Descansou em casa do Padre Galufo durante uma hora. Em terra, já o esperava com os seus oficiais Nicolau Lockyer, comandante da fragata inglesa Stag, fundeada no porto desde a véspera, ida de Lisboa com a corveta Nimrod.

Esta fragata Stag que ali esperava D. Miguel, era a mesma para onde D. Pedro quisera embarcar num momento de exaltação, durante o conselho de 7-8 de Agosto de 1832, após o "Combate de Souto Redondo" e do "Recontro do Bandeira", que ele esteve observando de uma janela do Palácio dos Carrancas.

A fragata estava à foz do Douro, para ser utilizada em extremo recurso... Ia agora cumprir o seu destino.

A multidão dos moradores da vila e arredores, juntos aos manifestantes idos de Lisboa, comprimiam-se ao longo da rua que levava ao porto.

O povo foi-se exaltando a tal extremo que se tornou necessário estabelecer um serviço de defesa das embocaduras, formando-se alas com os esquadrões apeados e de espadas nuas.

O comandante da Stag convidou o Rei a embarcar sem demora, persuadido de que a pessoa de D. Miguel corria risco em terra. Como na descida para a praia não se podia ir a cavalo, D. Miguel e o seu séquito foram descendo a riba, desde a matriz até ao escaler, entre os oficiais ingleses e os portugueses, aos gritos de assuada, insultos, vivas à Carta, à Rainha e morras ao tirano.

Durante este percurso, uma pedra ou bloco de caliça, arremessado de um telhado, veio atingir um pé do Capitão D. Carlos, sem o molestar.
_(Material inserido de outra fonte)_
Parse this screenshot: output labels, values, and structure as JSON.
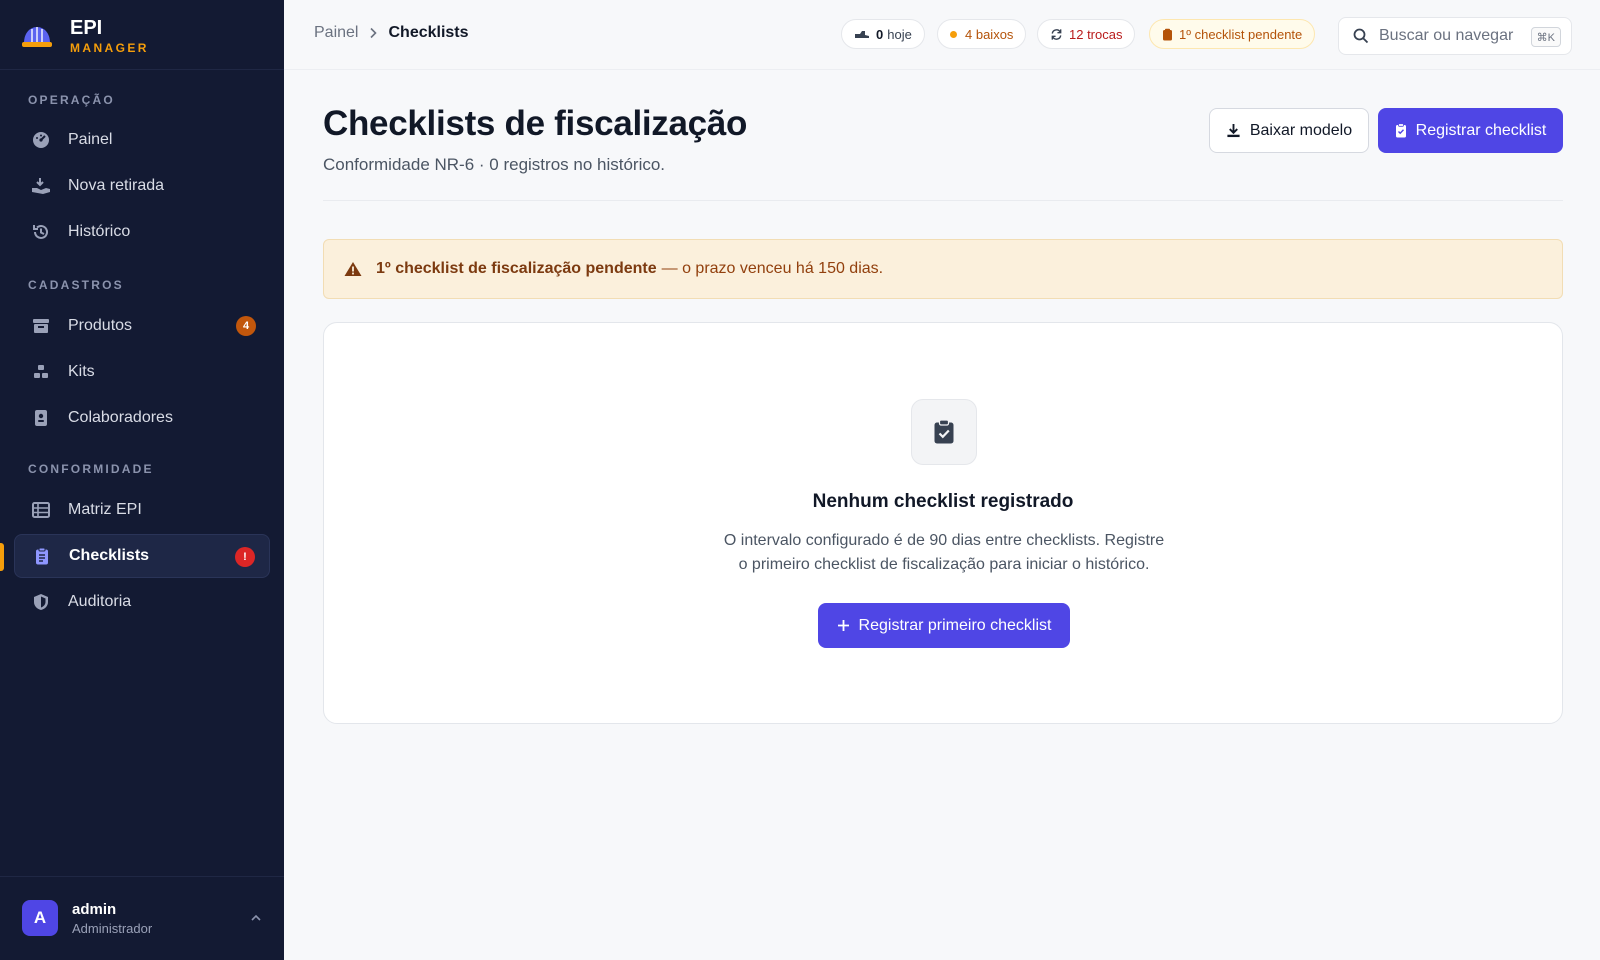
{
  "brand": {
    "title": "EPI",
    "subtitle": "MANAGER"
  },
  "sidebar": {
    "sections": [
      {
        "label": "OPERAÇÃO"
      },
      {
        "label": "CADASTROS"
      },
      {
        "label": "CONFORMIDADE"
      }
    ],
    "items": [
      {
        "label": "Painel",
        "icon": "dashboard-icon"
      },
      {
        "label": "Nova retirada",
        "icon": "hand-withdraw-icon"
      },
      {
        "label": "Histórico",
        "icon": "history-icon"
      },
      {
        "label": "Produtos",
        "icon": "box-icon",
        "badge": "4"
      },
      {
        "label": "Kits",
        "icon": "kits-icon"
      },
      {
        "label": "Colaboradores",
        "icon": "id-badge-icon"
      },
      {
        "label": "Matriz EPI",
        "icon": "matrix-table-icon"
      },
      {
        "label": "Checklists",
        "icon": "clipboard-icon",
        "badge": "!",
        "active": true
      },
      {
        "label": "Auditoria",
        "icon": "shield-icon"
      }
    ]
  },
  "user": {
    "initial": "A",
    "name": "admin",
    "role": "Administrador"
  },
  "breadcrumb": {
    "parent": "Painel",
    "current": "Checklists"
  },
  "status_pills": {
    "today_count": "0",
    "today_label": "hoje",
    "low": "4 baixos",
    "swaps": "12 trocas",
    "pending": "1º checklist pendente"
  },
  "search": {
    "placeholder": "Buscar ou navegar",
    "shortcut": "⌘K"
  },
  "page": {
    "title": "Checklists de fiscalização",
    "subtitle": "Conformidade NR-6 · 0 registros no histórico."
  },
  "actions": {
    "download": "Baixar modelo",
    "register": "Registrar checklist"
  },
  "alert": {
    "strong": "1º checklist de fiscalização pendente",
    "text": "— o prazo venceu há 150 dias."
  },
  "empty_state": {
    "title": "Nenhum checklist registrado",
    "desc_line1": "O intervalo configurado é de 90 dias entre checklists. Registre",
    "desc_line2": "o primeiro checklist de fiscalização para iniciar o histórico.",
    "button": "Registrar primeiro checklist"
  },
  "colors": {
    "sidebar_bg": "#131a33",
    "accent": "#4f46e5",
    "brand_accent": "#f59e0b",
    "alert_bg": "#fbf0dc",
    "alert_text": "#92400e"
  }
}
Averiguou-se mais tarde que esse projéctil se destinava ao General Lemos, por última vingança do seu antigo Sargento, Francisco Maria Raposo, castigado em Lamego, injustamente, dizia ele, por ter deixado escapar um preso. Este facto gerou a lenda de que D. Miguel fora apedrejado em Sines, glória triste que a laboriosa vila por certo indignadamente repudiará.
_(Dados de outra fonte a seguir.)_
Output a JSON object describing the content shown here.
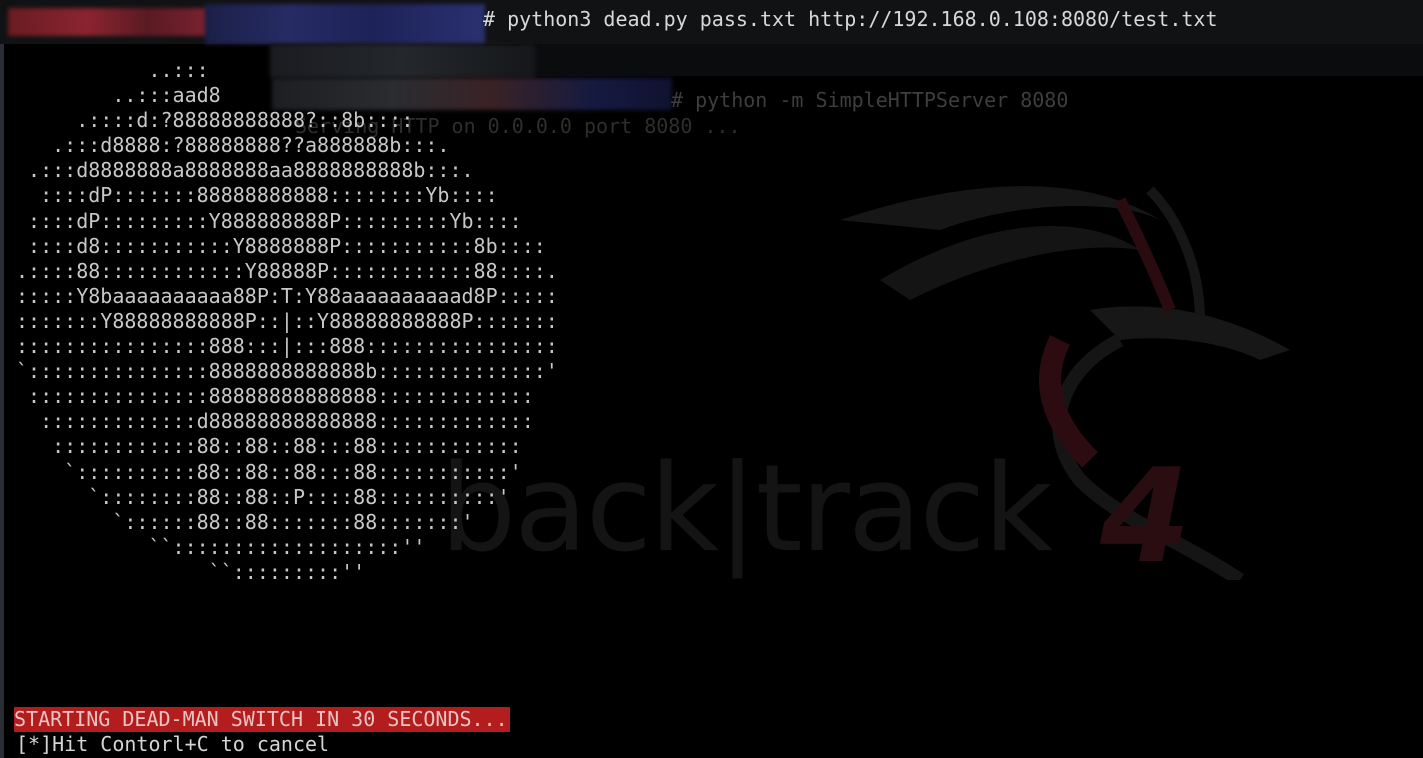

Após o embarque do Rei e da Sua comitiva, em que iam o Conde de Soure, Seu ajudante, D. Bernardo de Almada, Ajudante-de-Campo, o Mordomo António José GuiãoJoão Gaudêncio Torres, o General Lemos, o padre Joaquim dos Reis, confessor, Diogo José de Noronha, os seus criados fiéis, ao todo umas sessenta pessoas, a fragata e a corveta inglesa saudaram com os tiros da ordenança, a que não correspondeu a corveta portuguesa, do comando do Capitão Limpo, cuja marujada viera para terra a colaborar na assuada (confusão) dos garotos e vadios. Este foi por certo um grande serviço prestado à situação triunfante por aquele audaz marinheiro.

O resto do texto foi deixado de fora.